I discussed this problem with my sister--the fact that even though I believe in the mystical unity of the universe, I do not generally enjoy hanging out with people who talk constantly about the mystical unity of the universe. She said, "I think that's the purpose of great art--to communicate things that are incredibly banal when expressed in words." Thus my sister got to the nub of Why I Paint, and I was grateful. She also pointed out that talking about the mystical unity of the universe, when someone you don't know very well is suffering, is not necessarily apt or kind. "I'm so sorry" is more polite.

Last weekend I went to another party, given by someone I know slightly, to celebrate the completion of her five-years'-overdue MFA thesis. Unlike the people at some other parties I've been to, her friends were kind and unpretentious and interested in meeting people. They said simple things like "Hi, I'm Beverly, how do you know Harriet?" Banal as this sort of conversation may be, it can lead to infinitely interesting places. I stayed till 1 AM, and could have stayed longer. One of the guests was a classics professor at an obscure college in Indiana; he was passionately interested in, and informed about, the Greek play that Harriet wants to direct.
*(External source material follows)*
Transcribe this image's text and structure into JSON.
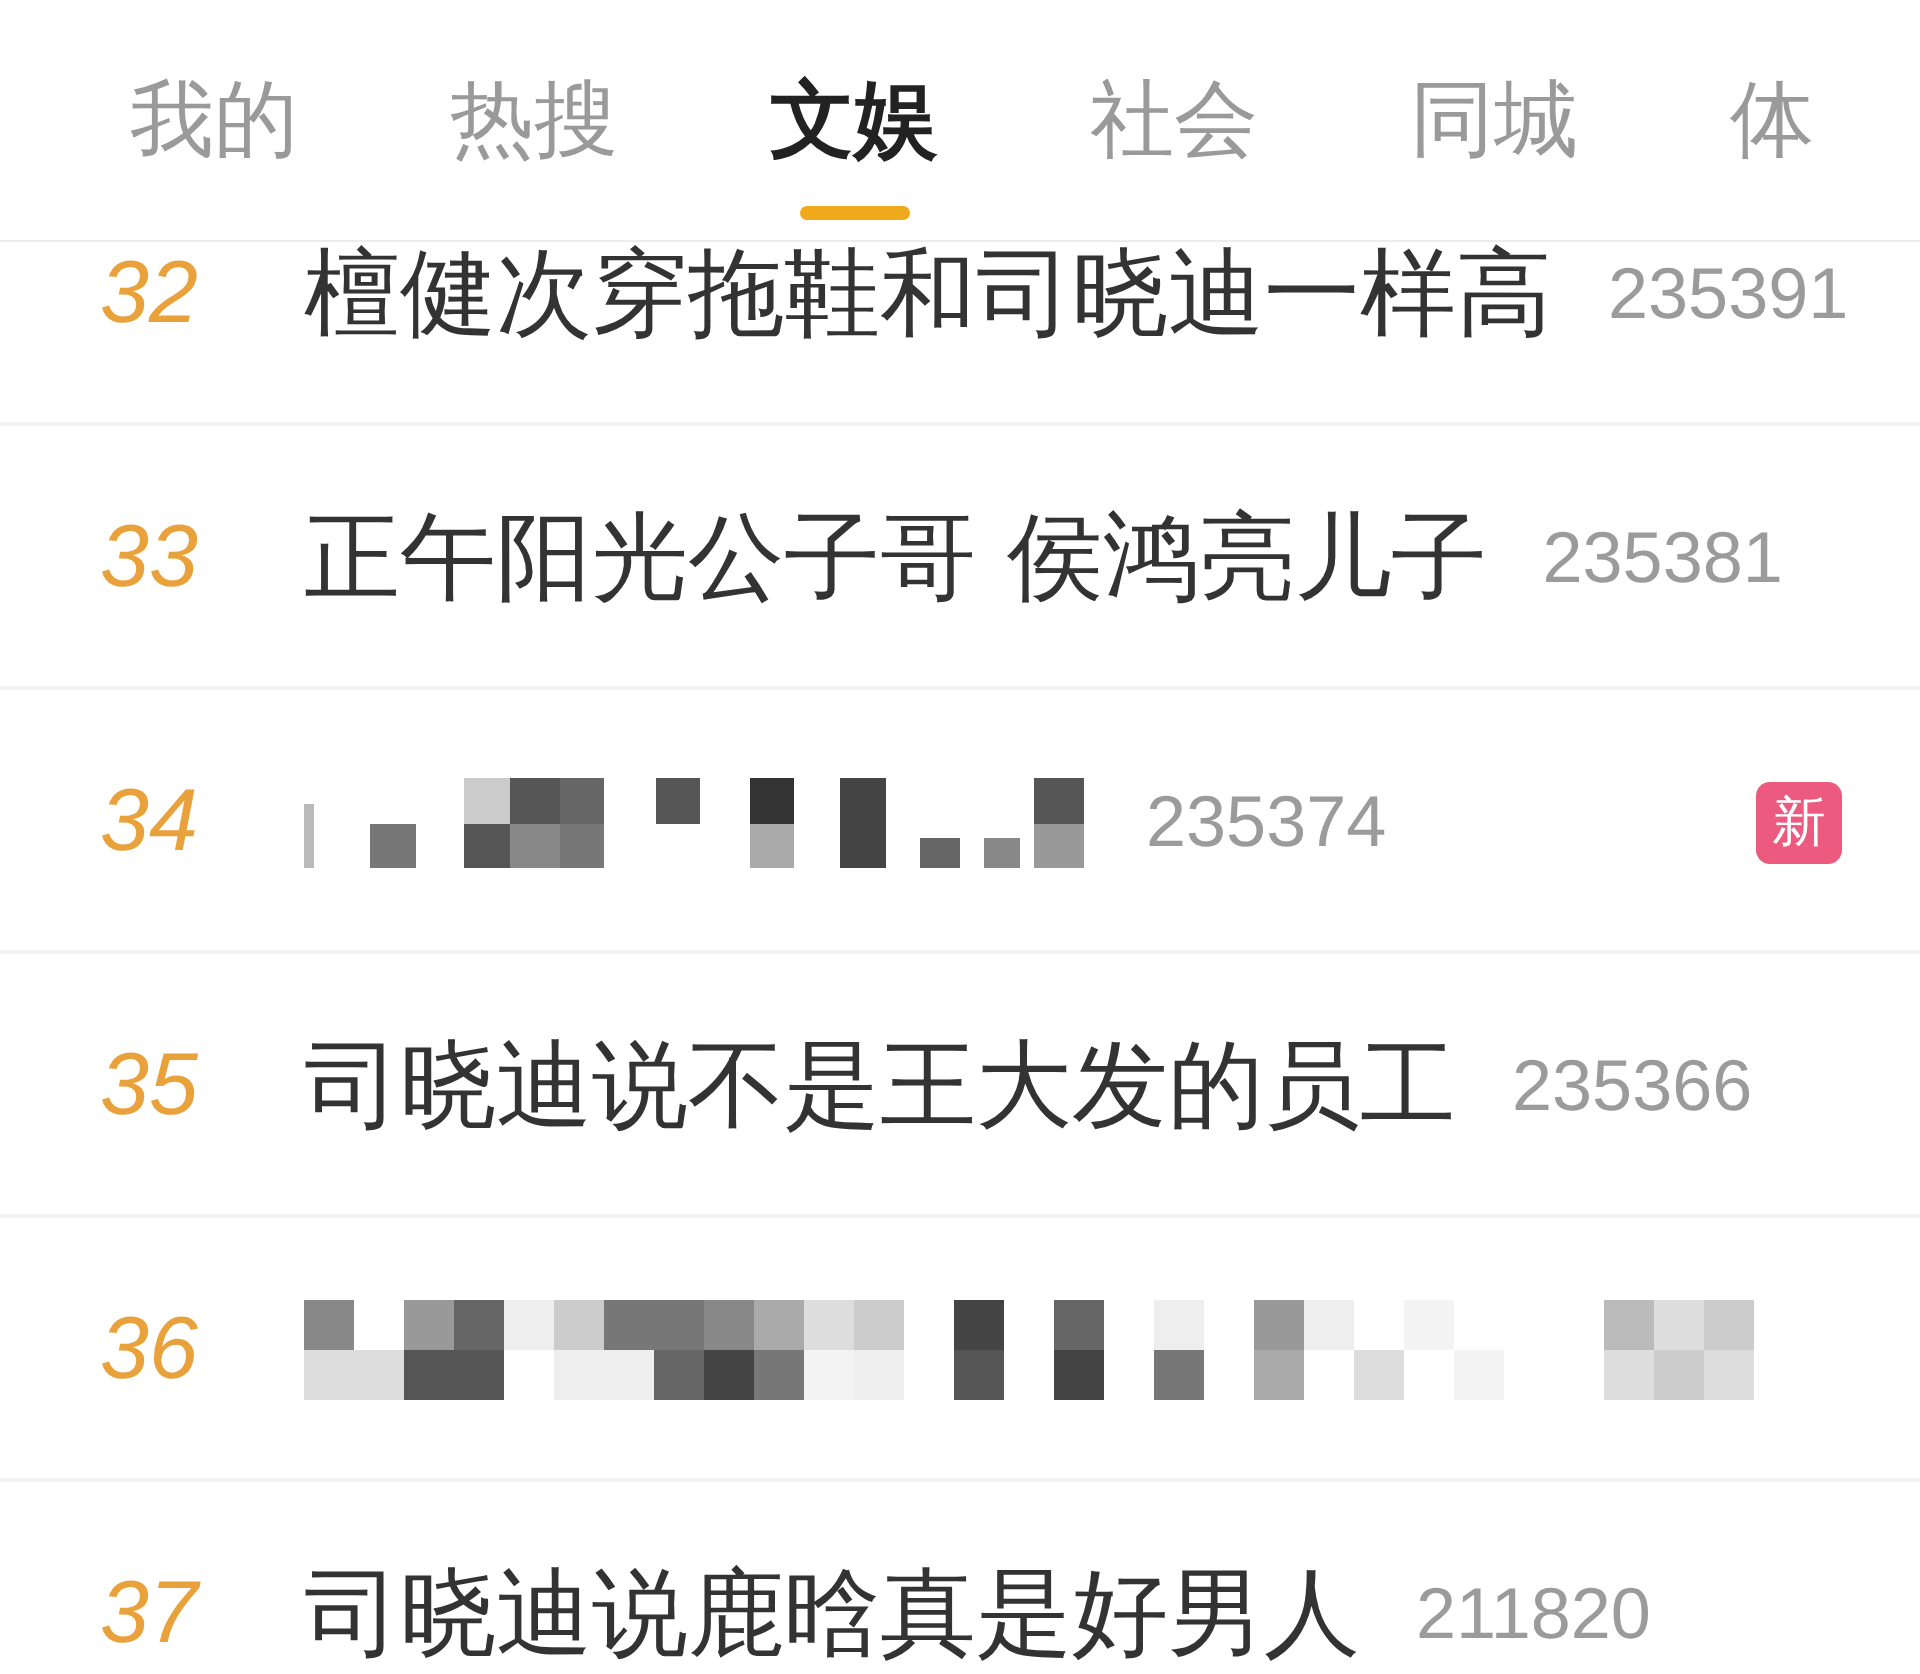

She was thrilled to have met him, and he was thrilled to be a surprise celebrity at a party in New York. I said, "Wait, you teach at Wabash College? Do you know Stephen Forsythe?" "Yeah, Stephen Forsythe interviewed me for my job." Stephen Forsythe was one of my intimate friends in college. Six degrees of separation, my foot.

Late in the evening, on the terrace strung with Christmas lights and ringed with planters, we got to asking the married people how they'd met.

"We were volunteering for Nader. I mentioned I'd written my thesis about Samuel Beckett."

"You wrote a thesis about Samuel Beckett?!!!! *I* wrote my thesis about Samuel Beckett!! Oh my God, I don't talk like that, he must think I'm a dork..."

"Our wedding celebration was a week long. She's worth it."

"I was running the lights for an obscure theatre production at Intersection for the Arts. Every Tuesday through Saturday, for six weeks, I lit her spotlight while she did her monologue. We became friends. It's funny, how humans mate."

My ex-boyfriend thinks that commitment is the worst horror imaginable. He thinks that independence and separation are goals for which to sacrifice everything. I didn't cry among strangers. I didn't have any more wine, and went home soon afterward. I rode my bicycle in my white sundress through the dark city, and it was cooler after midnight.